Photos of the brutalized woman, forced by China’s family planning officials at 7 months gestation to undergo a chemical abortion, and the aborted child laid at her side went viral in early June just weeks after Chinese dissident Chen Guangcheng was allowed to leave China for safe harbor in the United States on May 19. Chen had endured years of imprisonment and harassment from Chinese authorities after exposing the brutality of forced abortions just behind China’s One Child, One Family policy.
The victim in this most recent case, from Shanxi Province, Feng Jianmei, was allegedly beaten and abducted by a group of family planning officials while her husband, Deng Jiyuan, was out working. The family could not produce the RMB 40,000 (about $6,400) in fines demanded because of an unauthorized second pregnancy. When they did not receive the money, officials chemically aborted Feng’s child at seven months, laying the body of her aborted baby next to her in the bed.
When family members posted a photo of the mother and child, it quickly produced outrage across China; the topic “induced abortion of seven-month pregnancy” rapidly became the most searched term on Chinese servers. Hundreds of thousands viewed the images and local municipal authorities were forced to acknowledge the forced abortion, attempting to fix blame on an overzealous family planning committee.
The forced abortion was even condemned by official publications such as Beijing’s Global Times. The paper quoted a Beijing-based lawyer Zhang Kai who called the treatment flatly “inhumane” and “an infringement of human rights.” Zhang said that he has received letters from some 20 women forced to have abortions nationwide since he wrote about Feng's experience on his microblog.
Human rights groups in China and around the world are also questioning the death of a top union leader and dissident who officials say hanged himself in a hospital on June 13. The Justice and Peace Commission of the Catholic Diocese of Hong Kong joined other rights groups to protest the death of Li Wangyang in front of the Liaison Office of the central government in Hong Kong.
Li, who was jailed for 21 years for his involvement in the Tiananmen Square protests in 1989, was found hanged in his hospital room with a cloth tied around his neck and attached to a window. Chinese officials said that he had killed himself. But his supporters say he was in such poor health, suffering with many illnesses brought about through years of brutal treatment in prison, that he would not have had the strength to hang himself.
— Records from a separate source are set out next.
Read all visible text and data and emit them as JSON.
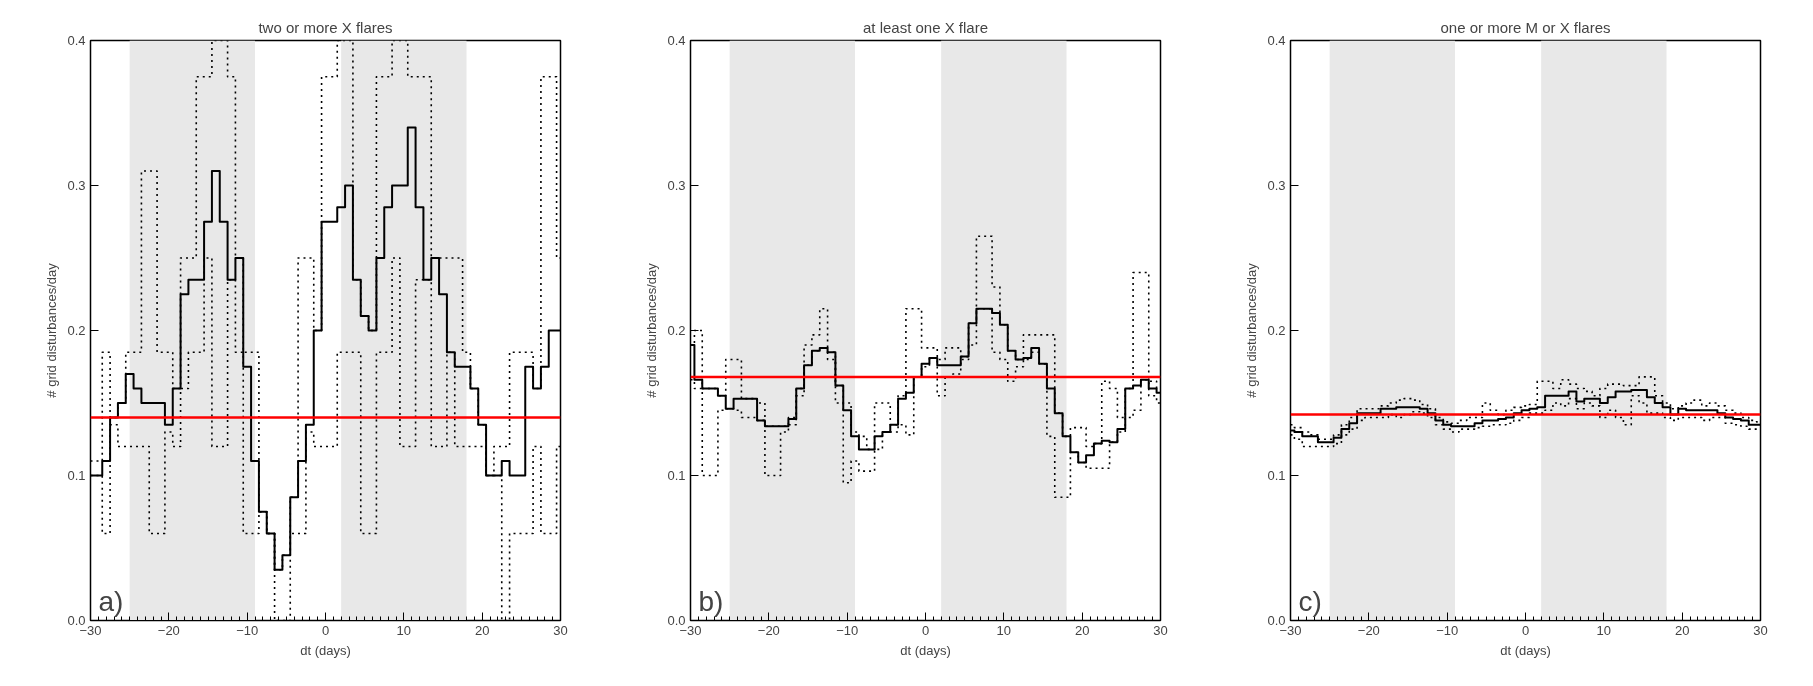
{
  "chart_data": [
    {
      "type": "step",
      "title": "two or more X flares",
      "xlabel": "dt (days)",
      "ylabel": "# grid disturbances/day",
      "annotations": [
        "a)"
      ],
      "x": [
        -30,
        -29,
        -28,
        -27,
        -26,
        -25,
        -24,
        -23,
        -22,
        -21,
        -20,
        -19,
        -18,
        -17,
        -16,
        -15,
        -14,
        -13,
        -12,
        -11,
        -10,
        -9,
        -8,
        -7,
        -6,
        -5,
        -4,
        -3,
        -2,
        -1,
        0,
        1,
        2,
        3,
        4,
        5,
        6,
        7,
        8,
        9,
        10,
        11,
        12,
        13,
        14,
        15,
        16,
        17,
        18,
        19,
        20,
        21,
        22,
        23,
        24,
        25,
        26,
        27,
        28,
        29,
        30
      ],
      "series": [
        {
          "color": "#000000",
          "line_style": "dotted",
          "values": [
            0.11,
            0.11,
            0.185,
            0.14,
            0.15,
            0.185,
            0.185,
            0.31,
            0.31,
            0.185,
            0.185,
            0.16,
            0.25,
            0.25,
            0.375,
            0.375,
            0.4,
            0.4,
            0.375,
            0.25,
            0.185,
            0.185,
            0.075,
            0.06,
            0.035,
            0.045,
            0.085,
            0.25,
            0.25,
            0.2,
            0.375,
            0.375,
            0.4,
            0.4,
            0.235,
            0.21,
            0.2,
            0.375,
            0.375,
            0.4,
            0.4,
            0.375,
            0.375,
            0.375,
            0.25,
            0.25,
            0.25,
            0.25,
            0.185,
            0.16,
            0.135,
            0.1,
            0.12,
            0.12,
            0.185,
            0.185,
            0.185,
            0.16,
            0.375,
            0.375,
            0.25
          ]
        },
        {
          "color": "#000000",
          "line_style": "dotted",
          "values": [
            0.1,
            0.1,
            0.06,
            0.135,
            0.12,
            0.12,
            0.12,
            0.12,
            0.06,
            0.06,
            0.13,
            0.12,
            0.16,
            0.185,
            0.185,
            0.25,
            0.12,
            0.12,
            0.235,
            0.185,
            0.06,
            0.06,
            0.075,
            0.06,
            0.0,
            0.0,
            0.06,
            0.06,
            0.13,
            0.12,
            0.12,
            0.12,
            0.185,
            0.185,
            0.185,
            0.06,
            0.06,
            0.185,
            0.185,
            0.25,
            0.12,
            0.12,
            0.235,
            0.235,
            0.12,
            0.12,
            0.185,
            0.12,
            0.12,
            0.12,
            0.12,
            0.1,
            0.1,
            0.0,
            0.06,
            0.06,
            0.06,
            0.12,
            0.06,
            0.06,
            0.12
          ]
        },
        {
          "color": "#000000",
          "values": [
            0.1,
            0.1,
            0.11,
            0.14,
            0.15,
            0.17,
            0.16,
            0.15,
            0.15,
            0.15,
            0.135,
            0.16,
            0.225,
            0.235,
            0.235,
            0.275,
            0.31,
            0.275,
            0.235,
            0.25,
            0.175,
            0.11,
            0.075,
            0.06,
            0.035,
            0.045,
            0.085,
            0.11,
            0.135,
            0.2,
            0.275,
            0.275,
            0.285,
            0.3,
            0.235,
            0.21,
            0.2,
            0.25,
            0.285,
            0.3,
            0.3,
            0.34,
            0.285,
            0.235,
            0.25,
            0.225,
            0.185,
            0.175,
            0.175,
            0.16,
            0.135,
            0.1,
            0.1,
            0.11,
            0.1,
            0.1,
            0.175,
            0.16,
            0.175,
            0.2,
            0.2
          ]
        }
      ],
      "xlim": [
        -30,
        30
      ],
      "xticks": [
        -30,
        -20,
        -10,
        0,
        10,
        20,
        30
      ],
      "ylim": [
        0,
        0.4
      ],
      "yticks": [
        {
          "value": 0,
          "label": "0.0"
        },
        {
          "value": 0.1,
          "label": "0.1"
        },
        {
          "value": 0.2,
          "label": "0.2"
        },
        {
          "value": 0.3,
          "label": "0.3"
        },
        {
          "value": 0.4,
          "label": "0.4"
        }
      ],
      "ref_lines": [
        {
          "axis": "y",
          "value": 0.14,
          "color": "#ff0000"
        }
      ],
      "bands": [
        {
          "axis": "x",
          "from": -25,
          "to": -9,
          "color": "#e8e8e8"
        },
        {
          "axis": "x",
          "from": 2,
          "to": 18,
          "color": "#e8e8e8"
        }
      ],
      "line_style": "solid"
    },
    {
      "type": "step",
      "title": "at least one X flare",
      "xlabel": "dt (days)",
      "ylabel": "# grid disturbances/day",
      "annotations": [
        "b)"
      ],
      "x": [
        -30,
        -29,
        -28,
        -27,
        -26,
        -25,
        -24,
        -23,
        -22,
        -21,
        -20,
        -19,
        -18,
        -17,
        -16,
        -15,
        -14,
        -13,
        -12,
        -11,
        -10,
        -9,
        -8,
        -7,
        -6,
        -5,
        -4,
        -3,
        -2,
        -1,
        0,
        1,
        2,
        3,
        4,
        5,
        6,
        7,
        8,
        9,
        10,
        11,
        12,
        13,
        14,
        15,
        16,
        17,
        18,
        19,
        20,
        21,
        22,
        23,
        24,
        25,
        26,
        27,
        28,
        29,
        30
      ],
      "series": [
        {
          "color": "#000000",
          "line_style": "dotted",
          "values": [
            0.19,
            0.2,
            0.16,
            0.16,
            0.155,
            0.18,
            0.18,
            0.153,
            0.153,
            0.15,
            0.134,
            0.134,
            0.134,
            0.14,
            0.16,
            0.19,
            0.197,
            0.215,
            0.185,
            0.162,
            0.15,
            0.13,
            0.127,
            0.118,
            0.15,
            0.15,
            0.135,
            0.155,
            0.215,
            0.215,
            0.188,
            0.188,
            0.18,
            0.188,
            0.188,
            0.182,
            0.205,
            0.265,
            0.265,
            0.23,
            0.204,
            0.186,
            0.18,
            0.197,
            0.197,
            0.197,
            0.197,
            0.143,
            0.127,
            0.133,
            0.133,
            0.12,
            0.122,
            0.165,
            0.16,
            0.14,
            0.16,
            0.24,
            0.24,
            0.165,
            0.16
          ]
        },
        {
          "color": "#000000",
          "line_style": "dotted",
          "values": [
            0.166,
            0.16,
            0.1,
            0.1,
            0.145,
            0.146,
            0.145,
            0.14,
            0.14,
            0.138,
            0.1,
            0.1,
            0.13,
            0.135,
            0.155,
            0.176,
            0.186,
            0.188,
            0.18,
            0.15,
            0.095,
            0.11,
            0.103,
            0.103,
            0.118,
            0.13,
            0.13,
            0.135,
            0.128,
            0.168,
            0.175,
            0.181,
            0.155,
            0.168,
            0.17,
            0.18,
            0.19,
            0.215,
            0.215,
            0.185,
            0.18,
            0.165,
            0.175,
            0.18,
            0.185,
            0.177,
            0.127,
            0.085,
            0.085,
            0.116,
            0.109,
            0.105,
            0.105,
            0.105,
            0.123,
            0.13,
            0.14,
            0.145,
            0.166,
            0.155,
            0.15
          ]
        },
        {
          "color": "#000000",
          "values": [
            0.19,
            0.166,
            0.16,
            0.16,
            0.155,
            0.146,
            0.153,
            0.153,
            0.153,
            0.138,
            0.134,
            0.134,
            0.134,
            0.139,
            0.16,
            0.176,
            0.186,
            0.188,
            0.185,
            0.162,
            0.145,
            0.127,
            0.118,
            0.118,
            0.127,
            0.13,
            0.135,
            0.153,
            0.157,
            0.168,
            0.177,
            0.181,
            0.176,
            0.176,
            0.176,
            0.182,
            0.205,
            0.215,
            0.215,
            0.212,
            0.204,
            0.186,
            0.18,
            0.181,
            0.188,
            0.177,
            0.16,
            0.143,
            0.127,
            0.116,
            0.109,
            0.114,
            0.122,
            0.124,
            0.123,
            0.132,
            0.16,
            0.162,
            0.166,
            0.16,
            0.157
          ]
        }
      ],
      "xlim": [
        -30,
        30
      ],
      "xticks": [
        -30,
        -20,
        -10,
        0,
        10,
        20,
        30
      ],
      "ylim": [
        0,
        0.4
      ],
      "yticks": [
        {
          "value": 0,
          "label": "0.0"
        },
        {
          "value": 0.1,
          "label": "0.1"
        },
        {
          "value": 0.2,
          "label": "0.2"
        },
        {
          "value": 0.3,
          "label": "0.3"
        },
        {
          "value": 0.4,
          "label": "0.4"
        }
      ],
      "ref_lines": [
        {
          "axis": "y",
          "value": 0.168,
          "color": "#ff0000"
        }
      ],
      "bands": [
        {
          "axis": "x",
          "from": -25,
          "to": -9,
          "color": "#e8e8e8"
        },
        {
          "axis": "x",
          "from": 2,
          "to": 18,
          "color": "#e8e8e8"
        }
      ],
      "line_style": "solid"
    },
    {
      "type": "step",
      "title": "one or more M or X flares",
      "xlabel": "dt (days)",
      "ylabel": "# grid disturbances/day",
      "annotations": [
        "c)"
      ],
      "x": [
        -30,
        -29,
        -28,
        -27,
        -26,
        -25,
        -24,
        -23,
        -22,
        -21,
        -20,
        -19,
        -18,
        -17,
        -16,
        -15,
        -14,
        -13,
        -12,
        -11,
        -10,
        -9,
        -8,
        -7,
        -6,
        -5,
        -4,
        -3,
        -2,
        -1,
        0,
        1,
        2,
        3,
        4,
        5,
        6,
        7,
        8,
        9,
        10,
        11,
        12,
        13,
        14,
        15,
        16,
        17,
        18,
        19,
        20,
        21,
        22,
        23,
        24,
        25,
        26,
        27,
        28,
        29,
        30
      ],
      "series": [
        {
          "color": "#000000",
          "line_style": "dotted",
          "values": [
            0.135,
            0.133,
            0.13,
            0.128,
            0.125,
            0.125,
            0.128,
            0.135,
            0.14,
            0.146,
            0.146,
            0.146,
            0.148,
            0.15,
            0.152,
            0.153,
            0.152,
            0.149,
            0.146,
            0.14,
            0.137,
            0.136,
            0.138,
            0.14,
            0.14,
            0.15,
            0.145,
            0.142,
            0.145,
            0.147,
            0.148,
            0.149,
            0.165,
            0.165,
            0.16,
            0.166,
            0.163,
            0.16,
            0.158,
            0.155,
            0.16,
            0.163,
            0.163,
            0.162,
            0.162,
            0.168,
            0.168,
            0.155,
            0.15,
            0.146,
            0.148,
            0.15,
            0.152,
            0.148,
            0.15,
            0.148,
            0.145,
            0.143,
            0.14,
            0.138,
            0.137
          ]
        },
        {
          "color": "#000000",
          "line_style": "dotted",
          "values": [
            0.128,
            0.125,
            0.12,
            0.12,
            0.12,
            0.12,
            0.122,
            0.128,
            0.132,
            0.138,
            0.14,
            0.14,
            0.14,
            0.142,
            0.14,
            0.142,
            0.144,
            0.143,
            0.14,
            0.135,
            0.132,
            0.13,
            0.132,
            0.132,
            0.133,
            0.134,
            0.135,
            0.135,
            0.136,
            0.138,
            0.14,
            0.143,
            0.143,
            0.145,
            0.15,
            0.148,
            0.153,
            0.146,
            0.15,
            0.148,
            0.14,
            0.145,
            0.14,
            0.135,
            0.155,
            0.15,
            0.143,
            0.143,
            0.14,
            0.138,
            0.14,
            0.14,
            0.14,
            0.138,
            0.14,
            0.14,
            0.136,
            0.135,
            0.134,
            0.132,
            0.132
          ]
        },
        {
          "color": "#000000",
          "values": [
            0.131,
            0.13,
            0.127,
            0.127,
            0.123,
            0.123,
            0.126,
            0.132,
            0.136,
            0.143,
            0.143,
            0.143,
            0.146,
            0.146,
            0.147,
            0.147,
            0.147,
            0.146,
            0.143,
            0.138,
            0.135,
            0.134,
            0.134,
            0.134,
            0.136,
            0.138,
            0.138,
            0.139,
            0.14,
            0.143,
            0.145,
            0.146,
            0.147,
            0.155,
            0.155,
            0.155,
            0.158,
            0.151,
            0.153,
            0.153,
            0.15,
            0.154,
            0.158,
            0.158,
            0.159,
            0.159,
            0.154,
            0.15,
            0.147,
            0.142,
            0.146,
            0.145,
            0.145,
            0.145,
            0.145,
            0.143,
            0.14,
            0.139,
            0.138,
            0.135,
            0.135
          ]
        }
      ],
      "xlim": [
        -30,
        30
      ],
      "xticks": [
        -30,
        -20,
        -10,
        0,
        10,
        20,
        30
      ],
      "ylim": [
        0,
        0.4
      ],
      "yticks": [
        {
          "value": 0,
          "label": "0.0"
        },
        {
          "value": 0.1,
          "label": "0.1"
        },
        {
          "value": 0.2,
          "label": "0.2"
        },
        {
          "value": 0.3,
          "label": "0.3"
        },
        {
          "value": 0.4,
          "label": "0.4"
        }
      ],
      "ref_lines": [
        {
          "axis": "y",
          "value": 0.142,
          "color": "#ff0000"
        }
      ],
      "bands": [
        {
          "axis": "x",
          "from": -25,
          "to": -9,
          "color": "#e8e8e8"
        },
        {
          "axis": "x",
          "from": 2,
          "to": 18,
          "color": "#e8e8e8"
        }
      ],
      "line_style": "solid"
    }
  ]
}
They say he also had no suicidal leanings. Li had been released from prison last May and transferred to the hospital in Shaoyang city in Hunan province, where he remained under police surveillance. The Hong Kong-based Center for Human Rights and Democracy in China called the death “unusual” in a statement.
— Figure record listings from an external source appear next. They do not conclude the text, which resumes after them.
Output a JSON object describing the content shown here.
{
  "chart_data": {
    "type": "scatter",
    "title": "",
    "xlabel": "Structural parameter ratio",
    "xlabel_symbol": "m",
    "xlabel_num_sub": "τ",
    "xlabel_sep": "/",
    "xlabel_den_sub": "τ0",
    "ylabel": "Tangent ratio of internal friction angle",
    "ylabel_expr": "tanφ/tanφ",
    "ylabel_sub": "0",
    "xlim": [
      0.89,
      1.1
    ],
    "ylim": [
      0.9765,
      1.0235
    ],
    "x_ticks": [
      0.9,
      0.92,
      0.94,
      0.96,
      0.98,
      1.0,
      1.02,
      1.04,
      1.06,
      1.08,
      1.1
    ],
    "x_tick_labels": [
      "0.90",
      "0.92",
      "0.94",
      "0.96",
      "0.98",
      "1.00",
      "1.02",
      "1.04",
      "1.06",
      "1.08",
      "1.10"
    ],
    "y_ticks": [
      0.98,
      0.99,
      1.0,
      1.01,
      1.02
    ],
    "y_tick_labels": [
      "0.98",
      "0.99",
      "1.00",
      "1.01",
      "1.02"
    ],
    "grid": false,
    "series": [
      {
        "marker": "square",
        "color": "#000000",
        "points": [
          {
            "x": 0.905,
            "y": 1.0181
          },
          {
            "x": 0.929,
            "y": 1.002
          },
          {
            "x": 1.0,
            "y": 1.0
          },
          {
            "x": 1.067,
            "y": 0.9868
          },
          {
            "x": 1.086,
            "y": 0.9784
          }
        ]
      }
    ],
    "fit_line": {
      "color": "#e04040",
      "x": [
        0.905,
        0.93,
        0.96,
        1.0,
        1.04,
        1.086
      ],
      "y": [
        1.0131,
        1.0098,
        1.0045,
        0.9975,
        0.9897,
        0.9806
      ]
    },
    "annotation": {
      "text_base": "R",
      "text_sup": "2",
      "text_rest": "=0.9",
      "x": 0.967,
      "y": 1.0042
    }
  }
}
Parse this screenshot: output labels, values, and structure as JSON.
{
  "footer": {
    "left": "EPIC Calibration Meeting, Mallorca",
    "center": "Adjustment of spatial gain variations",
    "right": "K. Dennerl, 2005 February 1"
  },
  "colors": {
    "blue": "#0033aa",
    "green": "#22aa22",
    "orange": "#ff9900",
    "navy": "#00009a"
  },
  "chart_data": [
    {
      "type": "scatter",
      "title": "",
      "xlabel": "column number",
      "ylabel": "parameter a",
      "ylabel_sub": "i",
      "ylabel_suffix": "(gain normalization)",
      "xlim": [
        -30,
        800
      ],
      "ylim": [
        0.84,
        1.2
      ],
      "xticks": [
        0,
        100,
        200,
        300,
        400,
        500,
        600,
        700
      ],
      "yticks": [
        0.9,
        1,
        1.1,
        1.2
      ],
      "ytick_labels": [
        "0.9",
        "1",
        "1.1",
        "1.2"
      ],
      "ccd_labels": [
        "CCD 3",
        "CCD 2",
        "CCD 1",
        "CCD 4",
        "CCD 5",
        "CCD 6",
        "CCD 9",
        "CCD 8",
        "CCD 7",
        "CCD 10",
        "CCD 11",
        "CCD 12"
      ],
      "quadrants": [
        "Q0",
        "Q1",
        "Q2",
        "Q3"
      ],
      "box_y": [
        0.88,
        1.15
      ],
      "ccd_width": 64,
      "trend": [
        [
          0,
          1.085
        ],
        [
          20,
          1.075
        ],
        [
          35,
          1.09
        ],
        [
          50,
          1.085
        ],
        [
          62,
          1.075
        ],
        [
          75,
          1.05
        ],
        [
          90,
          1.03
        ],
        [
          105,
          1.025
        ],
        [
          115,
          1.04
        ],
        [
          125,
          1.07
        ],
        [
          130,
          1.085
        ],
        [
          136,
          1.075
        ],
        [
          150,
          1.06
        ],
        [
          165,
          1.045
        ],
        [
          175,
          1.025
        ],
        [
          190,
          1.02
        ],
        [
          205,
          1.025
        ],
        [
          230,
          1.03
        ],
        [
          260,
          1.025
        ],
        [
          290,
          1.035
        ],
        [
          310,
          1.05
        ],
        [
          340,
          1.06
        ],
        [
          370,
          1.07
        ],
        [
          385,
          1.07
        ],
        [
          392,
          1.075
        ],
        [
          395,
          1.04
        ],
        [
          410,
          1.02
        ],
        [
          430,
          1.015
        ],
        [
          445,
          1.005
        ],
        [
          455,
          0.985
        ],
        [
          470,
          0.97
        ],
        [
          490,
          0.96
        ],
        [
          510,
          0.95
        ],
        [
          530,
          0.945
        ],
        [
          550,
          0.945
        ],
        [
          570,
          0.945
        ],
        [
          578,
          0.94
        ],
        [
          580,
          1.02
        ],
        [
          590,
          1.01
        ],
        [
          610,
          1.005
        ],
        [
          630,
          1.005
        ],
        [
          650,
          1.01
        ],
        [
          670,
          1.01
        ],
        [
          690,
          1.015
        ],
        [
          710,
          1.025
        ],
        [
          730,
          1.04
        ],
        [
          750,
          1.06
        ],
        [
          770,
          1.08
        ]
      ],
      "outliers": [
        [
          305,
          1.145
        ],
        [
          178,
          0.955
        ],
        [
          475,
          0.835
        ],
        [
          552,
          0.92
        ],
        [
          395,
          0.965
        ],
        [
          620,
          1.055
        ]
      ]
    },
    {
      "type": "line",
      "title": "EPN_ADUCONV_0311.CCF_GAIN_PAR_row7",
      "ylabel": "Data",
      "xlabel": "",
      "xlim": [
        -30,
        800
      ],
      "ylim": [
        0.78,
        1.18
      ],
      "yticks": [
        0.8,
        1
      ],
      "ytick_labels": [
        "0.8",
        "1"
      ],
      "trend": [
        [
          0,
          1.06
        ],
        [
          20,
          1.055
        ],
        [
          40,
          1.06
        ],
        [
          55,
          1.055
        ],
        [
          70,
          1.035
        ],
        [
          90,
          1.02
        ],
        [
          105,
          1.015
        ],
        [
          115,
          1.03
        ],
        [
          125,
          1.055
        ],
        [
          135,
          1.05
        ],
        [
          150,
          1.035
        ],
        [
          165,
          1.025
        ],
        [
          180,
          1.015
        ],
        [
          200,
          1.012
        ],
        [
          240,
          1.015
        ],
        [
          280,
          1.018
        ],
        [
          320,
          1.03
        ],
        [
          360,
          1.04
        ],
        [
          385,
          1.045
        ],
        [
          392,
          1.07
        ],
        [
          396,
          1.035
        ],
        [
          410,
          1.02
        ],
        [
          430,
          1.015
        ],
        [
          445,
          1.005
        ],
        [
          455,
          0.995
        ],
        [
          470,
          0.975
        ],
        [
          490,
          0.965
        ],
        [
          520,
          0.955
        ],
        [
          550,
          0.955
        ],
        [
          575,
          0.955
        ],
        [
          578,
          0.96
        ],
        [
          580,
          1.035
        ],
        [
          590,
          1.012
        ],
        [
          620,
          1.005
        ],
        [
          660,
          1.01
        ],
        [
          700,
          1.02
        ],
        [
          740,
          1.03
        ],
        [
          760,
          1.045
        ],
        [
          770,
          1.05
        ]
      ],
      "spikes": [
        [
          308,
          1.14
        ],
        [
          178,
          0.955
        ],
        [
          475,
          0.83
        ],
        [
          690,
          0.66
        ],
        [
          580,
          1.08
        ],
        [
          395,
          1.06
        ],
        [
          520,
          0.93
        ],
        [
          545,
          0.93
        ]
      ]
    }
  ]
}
“We cannot rule out that security guards monitoring him tortured him to death and faked a suicide,” the statement said.
Cable TV news reporter Lam Kin-shing interviewed Li in hospital on June 2 as part of a report on this year’s commemoration of the Tiananmen Square protests.
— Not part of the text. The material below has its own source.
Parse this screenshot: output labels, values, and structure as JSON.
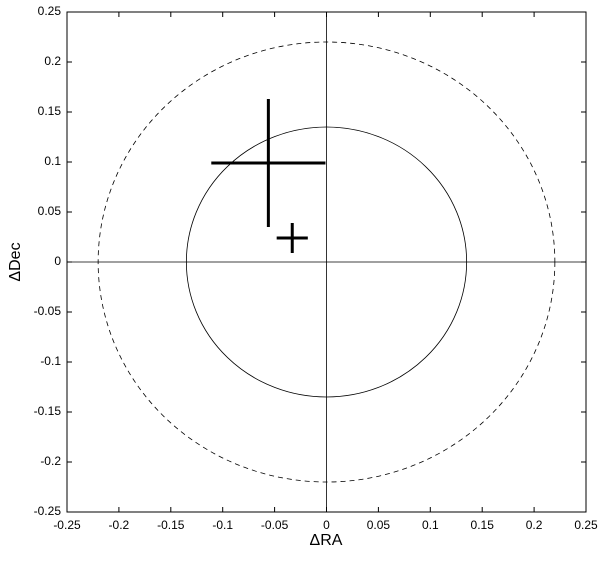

He told local media he was concerned that the interview, in which Li promised to continue his work towards democratic reforms in the country even if it endangered his life, could have led to his death.
“That was an assassination,” Lam said.
Family members said it was impossible that Li killed himself.
His sister reported that he had never expressed any desire to kill himself even after more than two decades in prison and suffering severe illness. Less than a week ago, he had told a Hong Kong TV station that he would continue to fight for "a multi-party and democratic society."